Jules Viera, artiste français de 36 ans désormais basé à Bangkok, témoigne sur la façon dont la pandémie a changé son rapport au toucher : “J'ai grandi en Europe, où j'ai toujours été quelqu'un de très tactile. Je suis installé à Bangkok depuis 3 ans maintenant. La communication se fait différemment : je me rends compte que je fais moins de câlins, moins de tape sur l'épaule ou de bousculades tendres pour souligner une blague par exemple. Avec la pandémie, ça a amplifié cette distance physique, et finalement je trouve ça plus hygiénique, simple, et même apaisant. Pas besoin de stresser à l’idée d'une éventuelle mauvaise haleine ou odeur corporelle. En revanche, ce qui me manque vraiment, c'est la facilité perdue des contacts sociaux avec mes amis.”

L’artiste tactile a d’abord souffert de l’isolement des confinements avant d’apprendre à apprécier sa propre compagnie : “Les premiers mois de la pandémie ont été très difficiles et anxiogènes, je consommais beaucoup d'alcool notamment. Mais j'ai appris petit à petit à trouver une forme de bien-être en restant seul chez moi, à gérer mon moral plutôt que de le noyer, et à prendre soin de ma santé mentale qu’il était si facile de délaisser par de la bonne compagnie pré-pandémie.
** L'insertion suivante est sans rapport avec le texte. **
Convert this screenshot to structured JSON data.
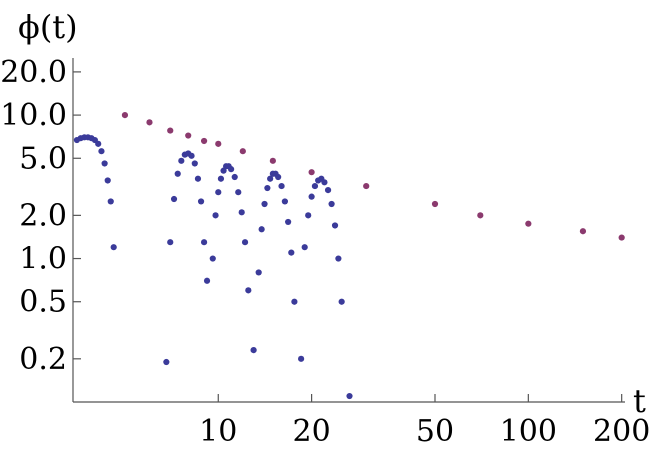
{
  "chart_data": {
    "type": "scatter",
    "title": "",
    "xlabel": "t",
    "ylabel": "ϕ(t)",
    "x_scale": "log",
    "y_scale": "log",
    "xlim": [
      3.4,
      205
    ],
    "ylim": [
      0.1,
      25
    ],
    "grid": false,
    "legend": "none",
    "x_ticks": [
      {
        "value": 10,
        "label": "10"
      },
      {
        "value": 20,
        "label": "20"
      },
      {
        "value": 50,
        "label": "50"
      },
      {
        "value": 100,
        "label": "100"
      },
      {
        "value": 200,
        "label": "200"
      }
    ],
    "y_ticks": [
      {
        "value": 0.2,
        "label": "0.2"
      },
      {
        "value": 0.5,
        "label": "0.5"
      },
      {
        "value": 1.0,
        "label": "1.0"
      },
      {
        "value": 2.0,
        "label": "2.0"
      },
      {
        "value": 5.0,
        "label": "5.0"
      },
      {
        "value": 10.0,
        "label": "10.0"
      },
      {
        "value": 20.0,
        "label": "20.0"
      }
    ],
    "series": [
      {
        "color": "#8b3a6e",
        "description_points": [
          [
            5,
            10.0
          ],
          [
            6,
            8.9
          ],
          [
            7,
            7.8
          ],
          [
            8,
            7.2
          ],
          [
            9,
            6.6
          ],
          [
            10,
            6.3
          ],
          [
            12,
            5.6
          ],
          [
            15,
            4.8
          ],
          [
            20,
            4.0
          ],
          [
            30,
            3.2
          ],
          [
            50,
            2.4
          ],
          [
            70,
            2.0
          ],
          [
            100,
            1.75
          ],
          [
            150,
            1.55
          ],
          [
            200,
            1.4
          ]
        ]
      },
      {
        "color": "#3b3b9a",
        "points": [
          [
            3.5,
            6.7
          ],
          [
            3.6,
            6.9
          ],
          [
            3.7,
            7.0
          ],
          [
            3.8,
            7.0
          ],
          [
            3.9,
            6.9
          ],
          [
            4.0,
            6.7
          ],
          [
            4.1,
            6.3
          ],
          [
            4.2,
            5.6
          ],
          [
            4.3,
            4.6
          ],
          [
            4.4,
            3.5
          ],
          [
            4.5,
            2.5
          ],
          [
            4.6,
            1.2
          ],
          [
            6.8,
            0.19
          ],
          [
            7.0,
            1.3
          ],
          [
            7.2,
            2.6
          ],
          [
            7.4,
            3.9
          ],
          [
            7.6,
            4.8
          ],
          [
            7.8,
            5.3
          ],
          [
            8.0,
            5.4
          ],
          [
            8.2,
            5.2
          ],
          [
            8.4,
            4.6
          ],
          [
            8.6,
            3.6
          ],
          [
            8.8,
            2.5
          ],
          [
            9.0,
            1.3
          ],
          [
            9.2,
            0.7
          ],
          [
            9.6,
            1.0
          ],
          [
            9.8,
            2.0
          ],
          [
            10.0,
            2.9
          ],
          [
            10.2,
            3.6
          ],
          [
            10.4,
            4.1
          ],
          [
            10.6,
            4.4
          ],
          [
            10.8,
            4.4
          ],
          [
            11.0,
            4.2
          ],
          [
            11.3,
            3.7
          ],
          [
            11.6,
            2.9
          ],
          [
            11.9,
            2.1
          ],
          [
            12.2,
            1.3
          ],
          [
            12.5,
            0.6
          ],
          [
            13.0,
            0.23
          ],
          [
            13.5,
            0.8
          ],
          [
            13.8,
            1.6
          ],
          [
            14.1,
            2.4
          ],
          [
            14.4,
            3.1
          ],
          [
            14.7,
            3.6
          ],
          [
            15.0,
            3.9
          ],
          [
            15.3,
            3.9
          ],
          [
            15.6,
            3.7
          ],
          [
            16.0,
            3.2
          ],
          [
            16.4,
            2.5
          ],
          [
            16.8,
            1.8
          ],
          [
            17.2,
            1.1
          ],
          [
            17.6,
            0.5
          ],
          [
            18.5,
            0.2
          ],
          [
            19,
            1.2
          ],
          [
            19.5,
            2.0
          ],
          [
            20,
            2.7
          ],
          [
            20.5,
            3.2
          ],
          [
            21,
            3.5
          ],
          [
            21.5,
            3.6
          ],
          [
            22,
            3.4
          ],
          [
            22.6,
            3.0
          ],
          [
            23.2,
            2.4
          ],
          [
            23.8,
            1.7
          ],
          [
            24.4,
            1.0
          ],
          [
            25,
            0.5
          ],
          [
            26.5,
            0.11
          ]
        ]
      }
    ]
  }
}
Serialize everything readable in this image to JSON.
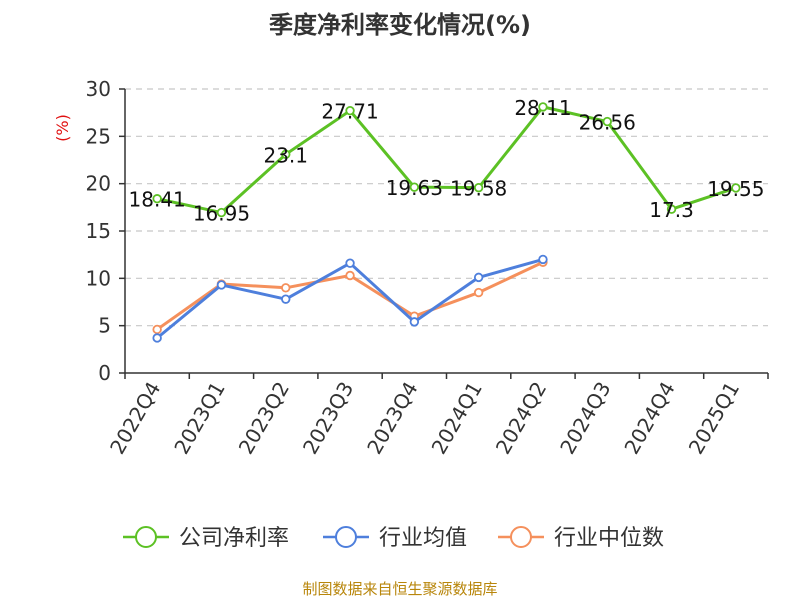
{
  "chart_data": {
    "type": "line",
    "title": "季度净利率变化情况(%)",
    "ylabel": "(%)",
    "xlabel": "",
    "ylim": [
      0,
      30
    ],
    "yticks": [
      0,
      5,
      10,
      15,
      20,
      25,
      30
    ],
    "grid": true,
    "legend": "bottom",
    "categories": [
      "2022Q4",
      "2023Q1",
      "2023Q2",
      "2023Q3",
      "2023Q4",
      "2024Q1",
      "2024Q2",
      "2024Q3",
      "2024Q4",
      "2025Q1"
    ],
    "series": [
      {
        "name": "公司净利率",
        "color": "#5cc124",
        "values": [
          18.41,
          16.95,
          23.1,
          27.71,
          19.63,
          19.58,
          28.11,
          26.56,
          17.3,
          19.55
        ],
        "labels": [
          "18.41",
          "16.95",
          "23.1",
          "27.71",
          "19.63",
          "19.58",
          "28.11",
          "26.56",
          "17.3",
          "19.55"
        ],
        "show_labels": true
      },
      {
        "name": "行业均值",
        "color": "#4e7fdc",
        "values": [
          3.7,
          9.3,
          7.8,
          11.6,
          5.4,
          10.1,
          12.0,
          null,
          null,
          null
        ],
        "show_labels": false
      },
      {
        "name": "行业中位数",
        "color": "#f5905c",
        "values": [
          4.6,
          9.4,
          9.0,
          10.3,
          6.0,
          8.5,
          11.7,
          null,
          null,
          null
        ],
        "show_labels": false
      }
    ]
  },
  "source": "制图数据来自恒生聚源数据库"
}
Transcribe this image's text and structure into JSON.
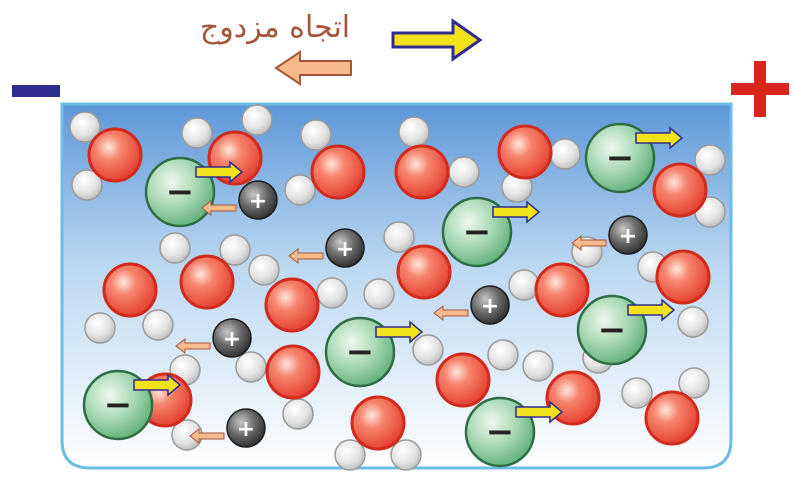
{
  "title": "اتجاه مزدوج",
  "symbols": {
    "negative_pole": "−",
    "positive_pole": "+",
    "anion": "−",
    "cation": "+"
  },
  "colors": {
    "title": "#a5553b",
    "negative_pole": "#2e2d8f",
    "positive_pole": "#d9261c",
    "oxygen": "#ef4a3a",
    "hydrogen": "#d0d0d0",
    "anion": "#7cc08f",
    "cation": "#3c3c3c",
    "yellow_arrow": "#f2e21a",
    "peach_arrow": "#f7b98e",
    "container_border": "#6bbde6",
    "water_top": "#5d97d8"
  },
  "icons": [
    "yellow-arrow-icon",
    "peach-arrow-icon",
    "minus-pole-icon",
    "plus-pole-icon"
  ]
}
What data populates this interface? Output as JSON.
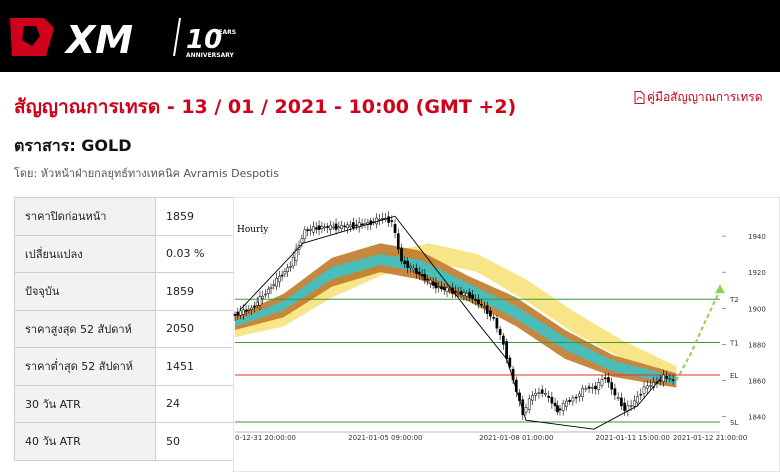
{
  "header": {
    "brand": "XM",
    "badge_number": "10",
    "badge_years": "YEARS",
    "badge_anniversary": "ANNIVERSARY"
  },
  "page": {
    "title": "สัญญาณการเทรด - 13 / 01 / 2021 - 10:00 (GMT +2)",
    "guide_link": "คู่มือสัญญาณการเทรด",
    "instrument": "ตราสาร: GOLD",
    "author": "โดย: หัวหน้าฝ่ายกลยุทธ์ทางเทคนิค Avramis Despotis"
  },
  "stats": [
    {
      "label": "ราคาปิดก่อนหน้า",
      "value": "1859"
    },
    {
      "label": "เปลี่ยนแปลง",
      "value": "0.03 %"
    },
    {
      "label": "ปัจจุบัน",
      "value": "1859"
    },
    {
      "label": "ราคาสูงสุด 52 สัปดาห์",
      "value": "2050"
    },
    {
      "label": "ราคาต่ำสุด 52 สัปดาห์",
      "value": "1451"
    },
    {
      "label": "30 วัน ATR",
      "value": "24"
    },
    {
      "label": "40 วัน ATR",
      "value": "50"
    }
  ],
  "chart_data": {
    "type": "candlestick",
    "title": "Hourly",
    "x_labels": [
      "0-12-31 20:00:00",
      "2021-01-05 09:00:00",
      "2021-01-08 01:00:00",
      "2021-01-11 15:00:00",
      "2021-01-12 21:00:00"
    ],
    "y_ticks": [
      1840,
      1860,
      1880,
      1900,
      1920,
      1940
    ],
    "ylim": [
      1832,
      1955
    ],
    "levels": [
      {
        "label": "T2",
        "value": 1905,
        "color": "#3a9a3a"
      },
      {
        "label": "T1",
        "value": 1881,
        "color": "#3a9a3a"
      },
      {
        "label": "EL",
        "value": 1863,
        "color": "#e03030"
      },
      {
        "label": "SL",
        "value": 1837,
        "color": "#3a9a3a"
      }
    ],
    "price_path": [
      [
        0,
        1896
      ],
      [
        8,
        1900
      ],
      [
        16,
        1912
      ],
      [
        24,
        1924
      ],
      [
        30,
        1943
      ],
      [
        37,
        1945
      ],
      [
        44,
        1945
      ],
      [
        50,
        1946
      ],
      [
        56,
        1947
      ],
      [
        62,
        1950
      ],
      [
        66,
        1948
      ],
      [
        70,
        1926
      ],
      [
        76,
        1920
      ],
      [
        84,
        1912
      ],
      [
        92,
        1909
      ],
      [
        98,
        1907
      ],
      [
        104,
        1900
      ],
      [
        108,
        1894
      ],
      [
        112,
        1880
      ],
      [
        116,
        1860
      ],
      [
        120,
        1842
      ],
      [
        124,
        1852
      ],
      [
        128,
        1854
      ],
      [
        132,
        1848
      ],
      [
        134,
        1843
      ],
      [
        138,
        1848
      ],
      [
        142,
        1851
      ],
      [
        146,
        1856
      ],
      [
        150,
        1856
      ],
      [
        154,
        1862
      ],
      [
        158,
        1852
      ],
      [
        162,
        1844
      ],
      [
        166,
        1848
      ],
      [
        170,
        1856
      ],
      [
        174,
        1858
      ],
      [
        178,
        1862
      ],
      [
        182,
        1860
      ]
    ],
    "cloud_orange": [
      [
        0,
        1888,
        1896
      ],
      [
        20,
        1895,
        1908
      ],
      [
        40,
        1912,
        1928
      ],
      [
        60,
        1920,
        1936
      ],
      [
        76,
        1916,
        1932
      ],
      [
        96,
        1904,
        1918
      ],
      [
        116,
        1890,
        1906
      ],
      [
        136,
        1872,
        1888
      ],
      [
        156,
        1862,
        1874
      ],
      [
        182,
        1856,
        1864
      ]
    ],
    "cloud_teal": [
      [
        0,
        1890,
        1893
      ],
      [
        20,
        1899,
        1904
      ],
      [
        40,
        1916,
        1923
      ],
      [
        60,
        1924,
        1930
      ],
      [
        76,
        1920,
        1927
      ],
      [
        96,
        1908,
        1914
      ],
      [
        116,
        1894,
        1901
      ],
      [
        136,
        1877,
        1884
      ],
      [
        156,
        1865,
        1871
      ],
      [
        182,
        1858,
        1862
      ]
    ],
    "cloud_yellow": [
      [
        0,
        1884,
        1890
      ],
      [
        20,
        1890,
        1896
      ],
      [
        40,
        1906,
        1916
      ],
      [
        60,
        1918,
        1930
      ],
      [
        80,
        1926,
        1936
      ],
      [
        100,
        1920,
        1930
      ],
      [
        120,
        1904,
        1916
      ],
      [
        140,
        1886,
        1898
      ],
      [
        160,
        1872,
        1882
      ],
      [
        182,
        1864,
        1868
      ]
    ],
    "projection": [
      [
        182,
        1860
      ],
      [
        188,
        1875
      ],
      [
        194,
        1893
      ],
      [
        200,
        1910
      ]
    ],
    "colors": {
      "up": "#ffffff",
      "down": "#000000",
      "orange": "#c07a2c",
      "teal": "#3cc3c6",
      "yellow": "#f7e27a",
      "projection": "#8fd14f"
    }
  }
}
Dans mes nouveaux travaux, il y a beaucoup de mains pour montrer justement comment le Covid a changé nos rapports sociaux, et surtout aux contacts physiques.”

Interne en psychiatrie, Koucha nous explique l’importance qu’ont les contacts sociaux et le toucher pour le bien-être et la santé mentale : “Cela peut notamment être relié à la théorie de l’attachement : dès la première année de sa vie, un bébé développe un système d’attachement en fonction de sa relation avec au moins une personne (qu’on appelle “caregiver”) qui prend soin de lui de façon cohérente, adaptée, et rapide. Pour s'autonomiser, l'enfant a besoin d’explorer son environnement, et il le fera plus sereinement s’il sent qu’il a une base de sécurité, notamment affective. Le système d'attachement, c'est comme un oignon, avec en son cœur un noyau dur qui s'est construit dans cette cruciale première année de vie, puis d'autres couches qui s'y ajoutent (l'enfance, l'adolescence, etc). Ce n'est pas figé, les différentes couches modulent notre style d'attachement qui peut être secure, désorganisé, anxieux, etc.

En psychiatrie, on considère que beaucoup de troubles chez les adultes peuvent être reliés à des défauts dans la manière dont l'attachement s'est construit. C'est pour ça qu'on parle chez les adultes d'attachement secure ou insecure. Environ 60% de la population générale aurait développé un attachement insecure. Quand on est bébé, si l'on n'est pas sécurisé par l'autre, on peut littéralement développer des maladies physiques, voire se laisser mourir par dépression anaclitique. C'est dire à quel point on peut être dépendant du contact et de la relation aux autres.

Ce manque de contact peut également avoir une incidence chez les adultes.

Pendant la pandémie, cela a été le plus manifeste chez les personnes âgées, les jeunes adultes, et les adolescents. On a observé beaucoup de symptômes anxieux et dépressifs. Chez les plus âgés, on a même pu observer des syndromes de glissement : perte rapide et brutale d'autonomie pouvant aller jusqu'à des symptômes catatoniques (devenir complètement amorphe).

Chez les plus jeunes, les demandes ont explosé dans les services de pédopsychiatrie, notamment face à beaucoup de crises suicidaires.

En effet, chez les ados, les liens familiaux sont importants. Le système scolaire permet néanmoins d'entretenir des relations avec ses pairs aussi. Un ado qui se sentait isolé, incompris, au sein de sa famille a pu se sentir d'autant plus coupé de ses ressources que peuvent être ses amis, et donc complètement démuni, en détresse. Par ailleurs, la pandémie a aussi augmenté les consultations pour phobies scolaires, chez des ados qui ont développé une forme d'anxiété sociale à l'idée de retourner vers les autres. On ne peut pas résumer ces troubles psy uniquement à un manque de contacts sociaux et physiques, c’est souvent multifactoriel, mais ça a pu plus ou moins jouer, en effet.

Peu de choses peuvent remplacer les contacts sociaux et interactions physiques.

Ce qui peut aider, c'est de garder un rythme, planifier des choses, comme des menus, des petites activités à la maison, des balades en extérieur, ou même des rendez-vous téléphoniques avec des proches.”